Of course I could not just leave you with this enormous flow of information without providing a buddha bowl recipe for you guys. What I created? Kind of a fall-inspired bowl with lot`s of fresh raw and cooked veggies and some low carb spaghetti made out of squash, the actual star of the bowl.
In case you want to start creating buddha bowls yourself or you are looking for some inspiration, go check out my buddha bowl pinterest board. I can also highly recommend you the book “Vegan Bowls for Vegan Souls”, which contains a variety of different bowl ideas from foodies all over the instagram world (pictured above, not sponsored).
Have fun creating your own bowls and read you soon,
Spaghetti Squash Buddha Bowl
- 1/2 spaghetti squash
- 100 g red lentils organic
- 1/2 tsp cayenne pepper
- 1 tbsp tomato purée organic
- salt & pepper to taste
- 200 g brussel sprouts organic
- 200 g brown mushrooms organic
- 1 tbsp hot chili oil
- 10 radishes organic
- 1 scallion organic
- 250 ml soy cream
- 3 tbsp cashew butter organic
- 1 tsp onion powder
- salt & white pepper to taste
Preheat the oven at 250° Celsius. Remove pumpkin seeds and lay squash upside down onto a baking sheet. Roast in the oven for about 40 to 45 minutes. You can also prepare the squash the day before, which will safe you time the next day.
Let the squash cool down a bit and scrape the flesh out using a fork. Alway scrape from outside to inside and you will get nicely looking spaghetti. Put the squash spaghetti back into the oven at 100° Celsius to keep them warm.

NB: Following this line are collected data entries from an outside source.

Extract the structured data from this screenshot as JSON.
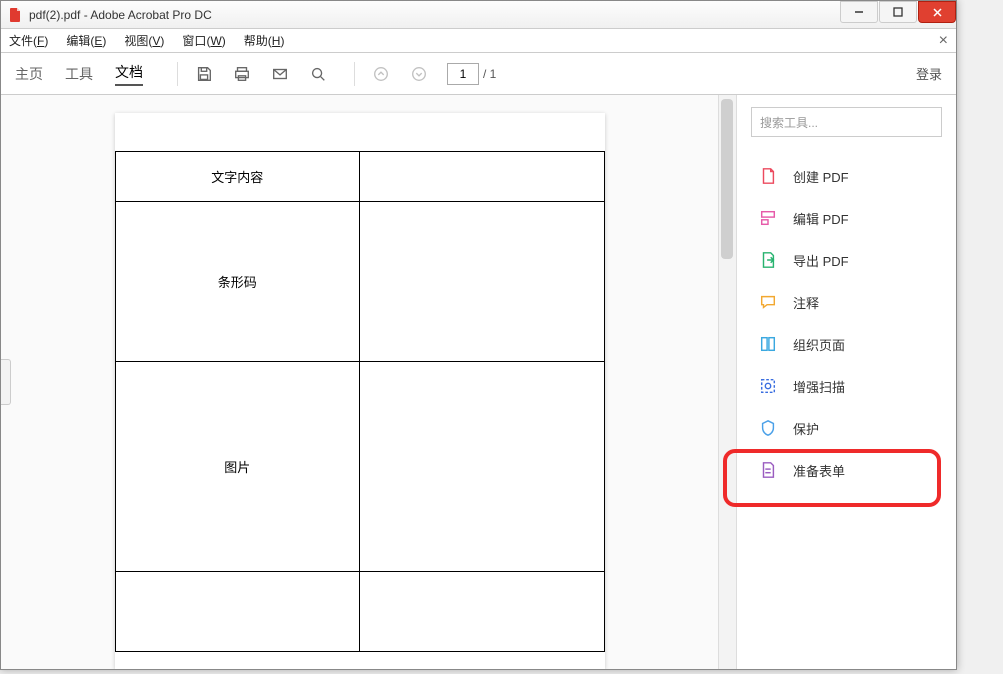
{
  "window": {
    "title": "pdf(2).pdf - Adobe Acrobat Pro DC"
  },
  "menubar": {
    "items": [
      {
        "label": "文件",
        "accel": "F"
      },
      {
        "label": "编辑",
        "accel": "E"
      },
      {
        "label": "视图",
        "accel": "V"
      },
      {
        "label": "窗口",
        "accel": "W"
      },
      {
        "label": "帮助",
        "accel": "H"
      }
    ]
  },
  "toolbar": {
    "tabs": {
      "home": "主页",
      "tools": "工具",
      "doc": "文档"
    },
    "page_current": "1",
    "page_total": "/ 1",
    "login": "登录"
  },
  "document": {
    "rows": [
      {
        "label": "文字内容"
      },
      {
        "label": "条形码"
      },
      {
        "label": "图片"
      },
      {
        "label": ""
      }
    ]
  },
  "rightPanel": {
    "search_placeholder": "搜索工具...",
    "tools": [
      {
        "key": "create",
        "label": "创建 PDF",
        "color": "#ec4a5e"
      },
      {
        "key": "edit",
        "label": "编辑 PDF",
        "color": "#e65aa9"
      },
      {
        "key": "export",
        "label": "导出 PDF",
        "color": "#27b36f"
      },
      {
        "key": "comment",
        "label": "注释",
        "color": "#f2a830"
      },
      {
        "key": "organize",
        "label": "组织页面",
        "color": "#3aa8e0"
      },
      {
        "key": "enhance",
        "label": "增强扫描",
        "color": "#3a6ee0"
      },
      {
        "key": "protect",
        "label": "保护",
        "color": "#4aa0e8"
      },
      {
        "key": "form",
        "label": "准备表单",
        "color": "#9a5cc0"
      }
    ]
  }
}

Cook lentils according to the instructions on the packaging in water for about 15 to 20 minutes. Whilst cooking them add cayenne pepper, salt, pepper and tomato purée.
Rinse off brussel sprouts and halve them. Fill a pan with water, put brussel sprouts in the pan and cook them for 10 to 15 minutes. They should be cooked but still remain crunchy.
Rinse off mushrooms and cut them into chunky slices. Heat spicy chili oil in a pan and fry mushroom slices for 5 minutes in the oil. Season with some salt if you like.
Rinse off radishes and cut them into quarters. Rinse off the scallion as well and cut into rings.
Pour soy cream into a heated up sauce pan and bring to a boil. Add cashew butter, onion powder, salt and pepper. Cook until the cashew butter disolved evenly into the soy cream.
Arrange the squash spaghetti, lentils, brussel sprouts, mushrooms and radishes in a bowl. Top off by adding some scallion rings and drizzle over the cashew sauce.